Richard strung his bow, fingered the tip of one of his arrows. “We’ll fight with everything we’ve got. Which isn’t much, admittedly, but we’ll use it!”
“They’re our friends in the spring. Don’t hurt them—”
“You seem to know a lot about them, Alex. But none of the rest of us do. You seem afraid of them, but afraid
for
them. What do I do if they attack?”
“Don’t hurt them,” Alex whispered, but he shivered as he said it, looking nervously across the snow-laden trees, feeling the sudden vibration of a large creature below the altar.

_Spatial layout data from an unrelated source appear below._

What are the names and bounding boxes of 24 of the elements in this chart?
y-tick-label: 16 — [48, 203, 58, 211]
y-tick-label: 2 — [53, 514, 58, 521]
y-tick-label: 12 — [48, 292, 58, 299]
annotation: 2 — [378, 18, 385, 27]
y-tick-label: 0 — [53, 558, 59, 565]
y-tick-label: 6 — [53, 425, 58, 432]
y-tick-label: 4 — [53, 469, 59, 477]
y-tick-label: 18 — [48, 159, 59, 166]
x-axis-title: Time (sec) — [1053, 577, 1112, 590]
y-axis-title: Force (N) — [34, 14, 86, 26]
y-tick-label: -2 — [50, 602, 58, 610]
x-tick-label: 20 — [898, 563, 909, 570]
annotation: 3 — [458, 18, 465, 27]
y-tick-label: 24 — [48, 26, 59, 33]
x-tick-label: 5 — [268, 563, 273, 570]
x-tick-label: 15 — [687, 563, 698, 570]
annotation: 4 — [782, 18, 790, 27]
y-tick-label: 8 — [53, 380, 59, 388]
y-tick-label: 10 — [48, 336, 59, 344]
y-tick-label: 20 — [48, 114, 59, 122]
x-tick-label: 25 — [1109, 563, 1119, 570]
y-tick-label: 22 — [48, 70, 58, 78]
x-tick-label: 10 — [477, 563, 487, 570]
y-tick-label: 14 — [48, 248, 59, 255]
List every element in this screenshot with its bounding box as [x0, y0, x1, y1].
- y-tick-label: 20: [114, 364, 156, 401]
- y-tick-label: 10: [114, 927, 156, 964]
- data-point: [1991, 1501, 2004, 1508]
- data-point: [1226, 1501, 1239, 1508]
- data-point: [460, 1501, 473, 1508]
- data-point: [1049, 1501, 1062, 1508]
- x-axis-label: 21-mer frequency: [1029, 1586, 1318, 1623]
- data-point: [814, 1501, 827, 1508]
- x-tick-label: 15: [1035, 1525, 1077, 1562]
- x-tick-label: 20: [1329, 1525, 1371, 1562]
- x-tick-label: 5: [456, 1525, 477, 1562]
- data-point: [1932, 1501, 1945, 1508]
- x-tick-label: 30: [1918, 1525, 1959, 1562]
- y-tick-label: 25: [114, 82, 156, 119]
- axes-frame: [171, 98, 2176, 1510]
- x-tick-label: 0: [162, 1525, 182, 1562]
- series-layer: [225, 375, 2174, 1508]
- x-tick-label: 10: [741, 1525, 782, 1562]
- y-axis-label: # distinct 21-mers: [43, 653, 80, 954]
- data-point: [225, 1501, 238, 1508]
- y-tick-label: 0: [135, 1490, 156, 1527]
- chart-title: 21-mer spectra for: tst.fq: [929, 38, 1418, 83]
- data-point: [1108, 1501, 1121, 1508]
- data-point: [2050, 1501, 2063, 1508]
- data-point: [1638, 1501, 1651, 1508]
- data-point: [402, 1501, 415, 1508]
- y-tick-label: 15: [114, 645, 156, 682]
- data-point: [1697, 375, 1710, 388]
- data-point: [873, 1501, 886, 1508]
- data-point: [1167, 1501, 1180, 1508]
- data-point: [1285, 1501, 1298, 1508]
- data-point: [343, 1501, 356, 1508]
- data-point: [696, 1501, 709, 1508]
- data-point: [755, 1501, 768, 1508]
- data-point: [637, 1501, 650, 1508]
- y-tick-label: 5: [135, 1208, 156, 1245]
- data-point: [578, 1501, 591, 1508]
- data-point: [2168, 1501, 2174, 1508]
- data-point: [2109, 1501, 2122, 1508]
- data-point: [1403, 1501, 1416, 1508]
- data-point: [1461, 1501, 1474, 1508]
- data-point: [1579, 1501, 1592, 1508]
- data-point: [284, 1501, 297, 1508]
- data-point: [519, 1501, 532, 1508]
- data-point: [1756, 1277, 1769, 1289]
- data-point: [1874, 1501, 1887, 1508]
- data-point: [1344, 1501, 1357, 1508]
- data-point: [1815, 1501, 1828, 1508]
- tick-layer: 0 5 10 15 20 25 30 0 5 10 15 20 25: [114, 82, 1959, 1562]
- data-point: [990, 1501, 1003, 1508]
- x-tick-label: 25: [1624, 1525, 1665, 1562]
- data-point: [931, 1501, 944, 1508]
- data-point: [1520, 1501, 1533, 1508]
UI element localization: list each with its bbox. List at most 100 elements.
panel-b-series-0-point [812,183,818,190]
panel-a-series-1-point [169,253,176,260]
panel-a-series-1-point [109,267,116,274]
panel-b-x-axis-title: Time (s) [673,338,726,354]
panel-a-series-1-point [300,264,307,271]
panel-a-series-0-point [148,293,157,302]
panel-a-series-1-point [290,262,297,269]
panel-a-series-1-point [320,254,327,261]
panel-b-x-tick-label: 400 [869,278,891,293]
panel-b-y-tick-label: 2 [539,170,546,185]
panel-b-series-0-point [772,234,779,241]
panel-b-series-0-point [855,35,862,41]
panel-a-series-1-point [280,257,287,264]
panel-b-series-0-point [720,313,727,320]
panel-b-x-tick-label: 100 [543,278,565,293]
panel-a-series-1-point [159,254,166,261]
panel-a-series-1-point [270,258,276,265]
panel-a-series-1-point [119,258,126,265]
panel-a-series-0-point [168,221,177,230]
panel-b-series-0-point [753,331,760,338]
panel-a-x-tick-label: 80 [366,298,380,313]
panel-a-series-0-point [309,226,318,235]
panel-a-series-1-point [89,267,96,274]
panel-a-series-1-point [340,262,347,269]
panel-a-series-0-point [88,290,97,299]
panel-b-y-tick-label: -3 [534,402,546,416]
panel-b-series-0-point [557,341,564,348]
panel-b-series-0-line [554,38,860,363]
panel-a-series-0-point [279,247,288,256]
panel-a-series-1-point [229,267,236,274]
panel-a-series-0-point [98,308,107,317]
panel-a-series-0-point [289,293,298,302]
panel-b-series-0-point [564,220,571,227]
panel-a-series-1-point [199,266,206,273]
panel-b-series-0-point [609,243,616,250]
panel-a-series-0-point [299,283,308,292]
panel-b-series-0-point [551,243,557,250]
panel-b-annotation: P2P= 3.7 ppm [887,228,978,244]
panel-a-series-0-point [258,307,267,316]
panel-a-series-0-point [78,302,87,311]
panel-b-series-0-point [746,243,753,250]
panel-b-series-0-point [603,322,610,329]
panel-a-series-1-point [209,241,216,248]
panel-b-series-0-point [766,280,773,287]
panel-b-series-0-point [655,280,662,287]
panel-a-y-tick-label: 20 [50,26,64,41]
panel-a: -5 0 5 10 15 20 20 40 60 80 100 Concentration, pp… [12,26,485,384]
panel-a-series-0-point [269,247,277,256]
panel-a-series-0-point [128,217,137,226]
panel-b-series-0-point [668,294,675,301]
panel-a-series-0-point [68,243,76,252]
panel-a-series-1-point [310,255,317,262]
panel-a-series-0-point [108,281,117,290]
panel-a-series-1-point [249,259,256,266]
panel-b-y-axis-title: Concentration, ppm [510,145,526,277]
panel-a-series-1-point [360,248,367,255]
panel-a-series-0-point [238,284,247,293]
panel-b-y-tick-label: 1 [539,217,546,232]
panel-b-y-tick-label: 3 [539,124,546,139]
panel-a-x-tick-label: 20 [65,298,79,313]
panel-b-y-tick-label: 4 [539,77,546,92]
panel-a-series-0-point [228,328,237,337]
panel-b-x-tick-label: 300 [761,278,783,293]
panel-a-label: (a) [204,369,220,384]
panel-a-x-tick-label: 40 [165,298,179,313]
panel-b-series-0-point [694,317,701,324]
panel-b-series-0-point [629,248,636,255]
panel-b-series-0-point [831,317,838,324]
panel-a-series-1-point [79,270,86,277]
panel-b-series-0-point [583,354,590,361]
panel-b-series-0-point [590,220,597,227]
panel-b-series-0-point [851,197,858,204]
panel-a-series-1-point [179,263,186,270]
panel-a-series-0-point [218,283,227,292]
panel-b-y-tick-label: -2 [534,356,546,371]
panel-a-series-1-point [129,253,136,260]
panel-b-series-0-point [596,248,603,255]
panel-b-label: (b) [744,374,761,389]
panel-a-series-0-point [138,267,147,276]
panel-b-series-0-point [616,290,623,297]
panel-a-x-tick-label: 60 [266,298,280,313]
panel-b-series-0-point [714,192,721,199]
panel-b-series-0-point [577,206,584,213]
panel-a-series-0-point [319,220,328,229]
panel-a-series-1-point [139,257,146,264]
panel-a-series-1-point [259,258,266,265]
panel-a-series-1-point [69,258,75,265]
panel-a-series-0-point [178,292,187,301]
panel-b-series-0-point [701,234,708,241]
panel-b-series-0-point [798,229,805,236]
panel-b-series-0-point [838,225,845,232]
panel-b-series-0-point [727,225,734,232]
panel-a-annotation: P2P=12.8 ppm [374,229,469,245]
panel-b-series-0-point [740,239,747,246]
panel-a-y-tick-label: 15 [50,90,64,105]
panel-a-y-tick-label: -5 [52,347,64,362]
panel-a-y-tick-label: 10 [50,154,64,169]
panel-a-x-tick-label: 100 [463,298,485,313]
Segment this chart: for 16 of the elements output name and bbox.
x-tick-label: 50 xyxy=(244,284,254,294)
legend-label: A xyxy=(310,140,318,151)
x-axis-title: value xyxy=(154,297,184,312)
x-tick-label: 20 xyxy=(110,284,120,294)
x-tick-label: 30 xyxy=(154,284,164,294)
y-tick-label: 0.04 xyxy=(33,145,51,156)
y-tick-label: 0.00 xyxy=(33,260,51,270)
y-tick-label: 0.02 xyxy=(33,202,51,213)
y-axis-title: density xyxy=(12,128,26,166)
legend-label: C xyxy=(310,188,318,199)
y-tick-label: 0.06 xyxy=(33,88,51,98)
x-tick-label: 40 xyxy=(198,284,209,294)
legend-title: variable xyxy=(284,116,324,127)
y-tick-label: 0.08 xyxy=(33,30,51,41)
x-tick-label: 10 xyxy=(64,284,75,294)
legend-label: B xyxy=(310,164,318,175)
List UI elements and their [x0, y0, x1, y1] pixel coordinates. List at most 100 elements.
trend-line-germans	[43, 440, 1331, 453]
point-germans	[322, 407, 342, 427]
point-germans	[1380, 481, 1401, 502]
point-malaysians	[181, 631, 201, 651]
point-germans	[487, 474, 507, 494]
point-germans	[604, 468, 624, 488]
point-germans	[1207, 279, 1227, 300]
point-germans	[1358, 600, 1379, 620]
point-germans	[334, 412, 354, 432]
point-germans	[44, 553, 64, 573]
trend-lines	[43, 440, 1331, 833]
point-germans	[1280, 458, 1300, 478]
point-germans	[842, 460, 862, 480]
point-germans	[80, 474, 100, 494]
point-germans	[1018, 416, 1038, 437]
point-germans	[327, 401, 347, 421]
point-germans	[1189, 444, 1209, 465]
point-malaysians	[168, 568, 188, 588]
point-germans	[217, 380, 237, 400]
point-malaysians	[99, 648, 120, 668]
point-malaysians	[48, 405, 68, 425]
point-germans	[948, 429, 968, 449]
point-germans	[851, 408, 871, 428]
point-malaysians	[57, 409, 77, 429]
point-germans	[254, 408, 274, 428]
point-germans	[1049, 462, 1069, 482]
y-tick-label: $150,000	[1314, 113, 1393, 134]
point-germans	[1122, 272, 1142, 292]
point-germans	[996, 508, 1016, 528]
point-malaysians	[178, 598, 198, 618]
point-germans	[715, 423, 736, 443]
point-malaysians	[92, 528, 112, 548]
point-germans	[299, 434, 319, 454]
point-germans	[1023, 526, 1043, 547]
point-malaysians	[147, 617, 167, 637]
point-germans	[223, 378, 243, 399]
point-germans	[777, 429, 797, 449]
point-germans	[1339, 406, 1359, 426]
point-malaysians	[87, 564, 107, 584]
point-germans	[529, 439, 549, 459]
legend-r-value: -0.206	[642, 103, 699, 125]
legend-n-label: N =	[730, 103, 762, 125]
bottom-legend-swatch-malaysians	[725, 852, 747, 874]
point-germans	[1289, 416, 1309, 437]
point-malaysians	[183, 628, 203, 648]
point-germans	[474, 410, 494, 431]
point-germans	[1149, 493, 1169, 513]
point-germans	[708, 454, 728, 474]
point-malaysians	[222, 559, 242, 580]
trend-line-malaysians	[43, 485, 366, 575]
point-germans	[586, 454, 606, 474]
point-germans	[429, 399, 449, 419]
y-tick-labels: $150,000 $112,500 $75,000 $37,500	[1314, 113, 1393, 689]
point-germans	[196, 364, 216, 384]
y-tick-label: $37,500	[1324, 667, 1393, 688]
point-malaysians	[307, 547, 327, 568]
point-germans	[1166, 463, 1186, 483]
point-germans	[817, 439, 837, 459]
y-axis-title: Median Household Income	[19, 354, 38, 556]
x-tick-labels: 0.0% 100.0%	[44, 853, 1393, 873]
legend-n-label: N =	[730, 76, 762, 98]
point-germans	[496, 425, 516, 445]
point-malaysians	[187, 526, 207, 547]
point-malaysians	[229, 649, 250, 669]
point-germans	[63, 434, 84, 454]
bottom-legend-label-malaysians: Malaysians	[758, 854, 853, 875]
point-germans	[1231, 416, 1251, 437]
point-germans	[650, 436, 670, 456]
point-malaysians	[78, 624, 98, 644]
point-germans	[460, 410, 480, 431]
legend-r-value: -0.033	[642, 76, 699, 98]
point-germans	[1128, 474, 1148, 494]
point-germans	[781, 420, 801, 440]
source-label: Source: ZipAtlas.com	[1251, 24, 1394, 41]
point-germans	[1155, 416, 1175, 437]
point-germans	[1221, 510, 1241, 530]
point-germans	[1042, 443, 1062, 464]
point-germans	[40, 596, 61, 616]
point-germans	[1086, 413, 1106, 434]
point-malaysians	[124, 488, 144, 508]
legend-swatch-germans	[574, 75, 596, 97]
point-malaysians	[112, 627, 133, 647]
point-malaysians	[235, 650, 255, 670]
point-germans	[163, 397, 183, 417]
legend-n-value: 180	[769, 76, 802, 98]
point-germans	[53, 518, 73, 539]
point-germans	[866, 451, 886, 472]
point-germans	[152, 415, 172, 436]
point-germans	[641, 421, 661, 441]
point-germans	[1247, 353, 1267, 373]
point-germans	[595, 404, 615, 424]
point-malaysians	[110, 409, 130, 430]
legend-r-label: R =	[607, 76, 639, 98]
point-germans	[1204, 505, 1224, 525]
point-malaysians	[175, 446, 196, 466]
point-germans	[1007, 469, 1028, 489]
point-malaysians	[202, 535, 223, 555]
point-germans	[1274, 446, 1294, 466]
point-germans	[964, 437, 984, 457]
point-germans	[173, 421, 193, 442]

“What is it?” Sarin whispered apprehensively. “Something’s happening.”
“I don’t know.”
Richard took a step away from the altar. The whole wood was quivering, snow being shed from winter branches. “Arnauld!” he began to shout, but he managed no more.
The floor in front of him buckled below the spreading roots and silver trunk of a birch, forcing the tree to lean sharply. It heaved again and the birch fell. A black marble slab thrust vertically from below it, scattering snow and exposing the darkness of the crypt.
The head that pushed up from the hole was bone-white, huge, with four tusks curling from its gaping mouth. Below folds of bone and gnarled ridges, black eyes glittered as the creature looked quickly around before heaving its lithe and sinewy frame from the pit. It had a wolf’s features, despite the protuberances from its mouth. Its ribcage was vast, gruesomely defined above a stomach that was hollow and taut, although it rippled as the muscles were tensed. The creature was twice the height of a man. Its arms hung heavily by its sides, fingers spread and ready as it watched Lacan on the high window, then howled at him.